A few weeks back, we had the pleasure of supporting EngHack 2018. We caught up with the first place winners of indico’s Machine Learning API prize — Jobalytics — with Charlie Lin speaking for the team.
What is Jobalytics?
- Job Match – Using an inputted job posting URL, we determine how effectively your resume matches a job posting, including keywords, responsibilities, and skills.
- What Works and What Doesn’t – We provide specific comments regarding the strengths and weaknesses in your resume found in relation to a job posting.
- Frequent Words – We detect the most common words in your resume, so you can determine if you are effectively stating your skills or being repetitious.
- Personality Radials Classification – Based on your resume, we draw a radial chart that explains your Myers-Briggs personality type, determine your individual role in the team and how best you function with others.
What inspired you to build Jobalytics?
We wanted to make a project that could address both problems in an intelligent and user-friendly manner—providing advice for resumes tailored for a particular job, and beating machine using machine. We carefully selected the features that would be most useful, deciding not only to provide generic pros and cons but job- and personality-specific feedback for individual cases, empowering students to build the perfect job application.
How did you build it?
We built this project using Node.JS as our server side language and Express.JS as our framework. We used python-shell to connect the endpoints of indico’s API directly within Node, while using a body-parser library to scrape both the resume and job sites. The front-end design was inspired by the layout, interactivity and look of Google’s CardView template, seen in products such as Google Keep.
We also incorporated Wolfram One’s cloud computation platform; very useful in visualizing the outputs of indico’s algorithms. It was incredibly helpful to use indico’s APIs as we wouldn’t have been able to produce the same results training our own algorithms in the short span of a 24-hour hackathon.
Furthermore, indico’s variety of built-in algorithms and flexibility enabled us to stress test the variance/bias and add layers to a test neural network in Jupyter Notebook, tailoring the algorithms to our needs.
How did Jobalytics evolve throughout the hackathon?
As previously mentioned, we came into the hackathon knowing we wanted to do something to help students succeed in the competitive job market. Our team had a solid understanding of machine learning but we were always worried that we wouldn’t be able to implement and train our own algorithms under the 24-hour timeframe. Luckily, we discovered indico and decided that we would make a job match analyzer after doing some research on the rise of ATS. We made some difficult decisions about what features to implement but quickly laid out a prototype. It was difficult to incorporate the Python code we used for our algorithms within the Node server side framework but we pushed through and made sure all the routes worked. We then implemented Wolfram One for better visualizations as we saw the potential for the raw number output to be confusing for the average user. Halfway through, we decided on a card view layout, which also greatly differentiated the features.

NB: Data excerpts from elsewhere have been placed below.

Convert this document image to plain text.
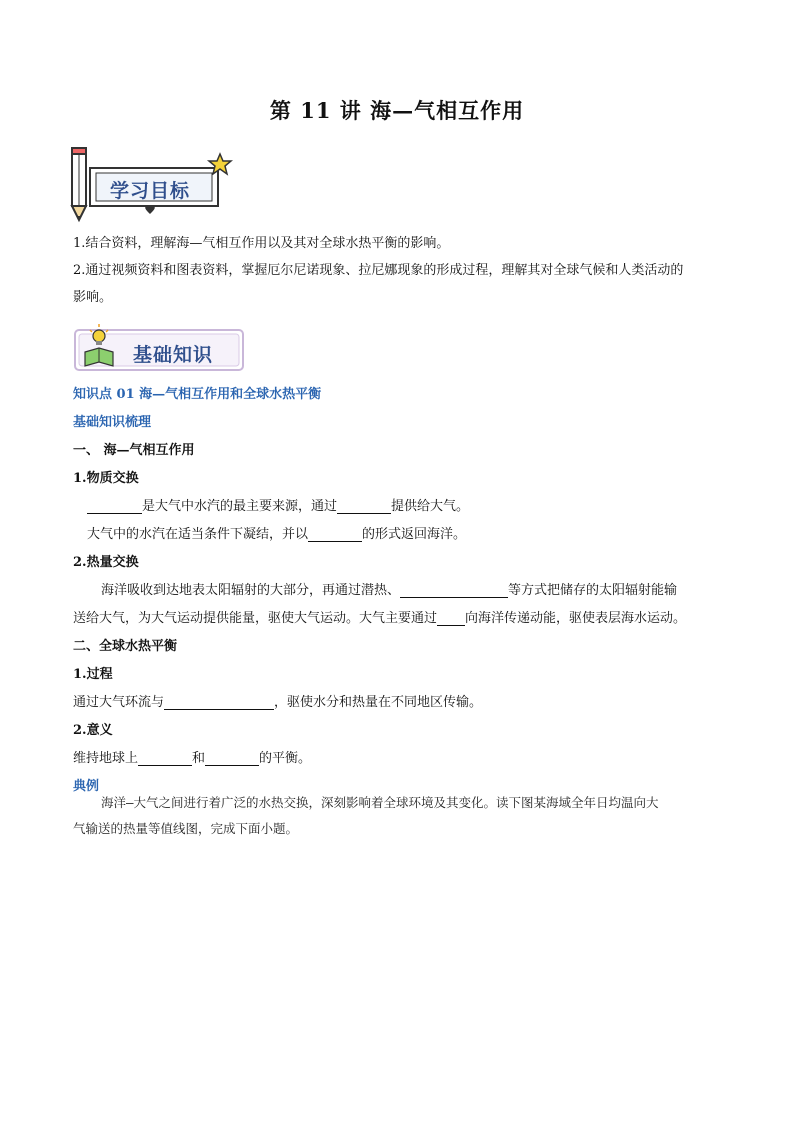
第 11 讲 海—气相互作用
学习目标
1.结合资料，理解海—气相互作用以及其对全球水热平衡的影响。
2.通过视频资料和图表资料，掌握厄尔尼诺现象、拉尼娜现象的形成过程，理解其对全球气候和人类活动的
影响。
基础知识
知识点 01 海—气相互作用和全球水热平衡
基础知识梳理
一、 海—气相互作用
1.物质交换
是大气中水汽的最主要来源，通过	提供给大气。
大气中的水汽在适当条件下凝结，并以	的形式返回海洋。
2.热量交换
海洋吸收到达地表太阳辐射的大部分，再通过潜热、	等方式把储存的太阳辐射能输
送给大气，为大气运动提供能量，驱使大气运动。大气主要通过 向海洋传递动能，驱使表层海水运动。
二、全球水热平衡
1.过程
通过大气环流与	，驱使水分和热量在不同地区传输。
2.意义
维持地球上	和	的平衡。
典例
海洋—大气之间进行着广泛的水热交换，深刻影响着全球环境及其变化。读下图某海域全年日均温向大
气输送的热量等值线图，完成下面小题。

Are there any other machine learning features you’d like to add?
We would like to use indico’s Sentiment Analysis to provide further feedback on the language used in a resume, and potentially cover letters. Some companies, especially startups, have a laid back mood that is evident even in the online job descriptions, while others have a traditional, formal process. This feature could help identify the match and “culture fit” of a potential candidate.
The Facial Emotion Recognition libraries could also be potentially implemented in a “mock interview” where users speak into the screen, answering generic interview questions. An algorithm would analyze features that employers value, such as eagerness, and aggregate a score.

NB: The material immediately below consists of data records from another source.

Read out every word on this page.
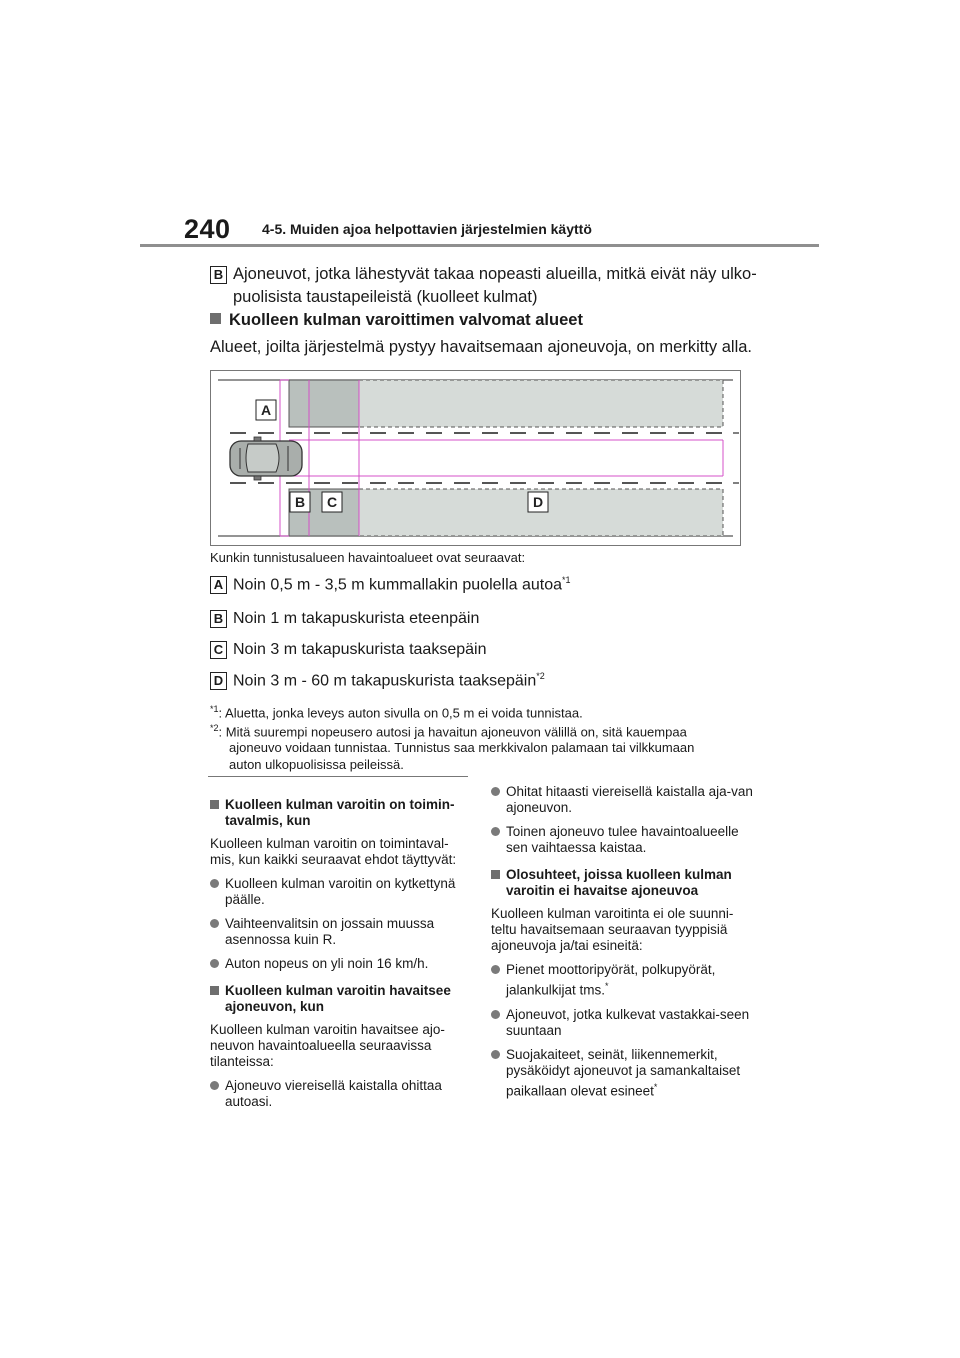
240 4-5. Muiden ajoa helpottavien järjestelmien käyttö
B Ajoneuvot, jotka lähestyvät takaa nopeasti alueilla, mitkä eivät näy ulko-
puolisista taustapeileistä (kuolleet kulmat)
Kuolleen kulman varoittimen valvomat alueet
Alueet, joilta järjestelmä pystyy havaitsemaan ajoneuvoja, on merkitty alla.
A
B C	D
Kunkin tunnistusalueen havaintoalueet ovat seuraavat:
A Noin 0,5 m - 3,5 m kummallakin puolella autoa$^{*1}$
B Noin 1 m takapuskurista eteenpäin
C Noin 3 m takapuskurista taaksepäin
D Noin 3 m - 60 m takapuskurista taaksepäin$^{*2}$
$^{*1}$: Aluetta, jonka leveys auton sivulla on 0,5 m ei voida tunnistaa.
$^{*2}$: Mitä suurempi nopeusero autosi ja havaitun ajoneuvon välillä on, sitä kauempaa
ajoneuvo voidaan tunnistaa. Tunnistus saa merkkivalon palamaan tai vilkkumaan
auton ulkopuolisissa peileissä.
Kuolleen kulman varoitin on toimin-tavalmis, kun
Kuolleen kulman varoitin on toimintaval-mis, kun kaikki seuraavat ehdot täyttyvät:
Kuolleen kulman varoitin on kytkettynä päälle.
Vaihteenvalitsin on jossain muussa asennossa kuin R.
Auton nopeus on yli noin 16 km/h.
Kuolleen kulman varoitin havaitsee ajoneuvon, kun
Kuolleen kulman varoitin havaitsee ajo-neuvon havaintoalueella seuraavissa tilanteissa:
Ajoneuvo viereisellä kaistalla ohittaa autoasi.
Ohitat hitaasti viereisellä kaistalla aja-van ajoneuvon.
Toinen ajoneuvo tulee havaintoalueelle sen vaihtaessa kaistaa.
Olosuhteet, joissa kuolleen kulman varoitin ei havaitse ajoneuvoa
Kuolleen kulman varoitinta ei ole suunni-teltu havaitsemaan seuraavan tyyppisiä ajoneuvoja ja/tai esineitä:
Pienet moottoripyörät, polkupyörät, jalankulkijat tms.*
Ajoneuvot, jotka kulkevat vastakkai-seen suuntaan
Suojakaiteet, seinät, liikennemerkit, pysäköidyt ajoneuvot ja samankaltaiset paikallaan olevat esineet*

Finally, we want to improve our current algorithms by feature engineering and providing our student expertise on the outputs of the current implementation, using indico’s Custom Collection API. These modified values can then be retrained into a neural network, therefore increasing the accuracy of our results.
What are your plans for its future?
On the front end, we want to refactor our code using React.JS components to streamline rendering and fully implement the card view functionality once we add user accounts. Backend-wise, we want to explore the npm library and see what new handy libraries we can incorporate. We are in the midst of implementing MongoDB so users can improve their resume each time they log in and track their progress against specific job postings. We would also like to implement JWT for account invitations to form peer groups based on similar job interests so users can receive anonymous review sessions while looking at other resumes for further inspiration. This feature will not be a public forum and will allow only invited users to view one’s resume, guaranteeing privacy. With a large number of unexplored indico functions still remaining, we are looking forward to building more features.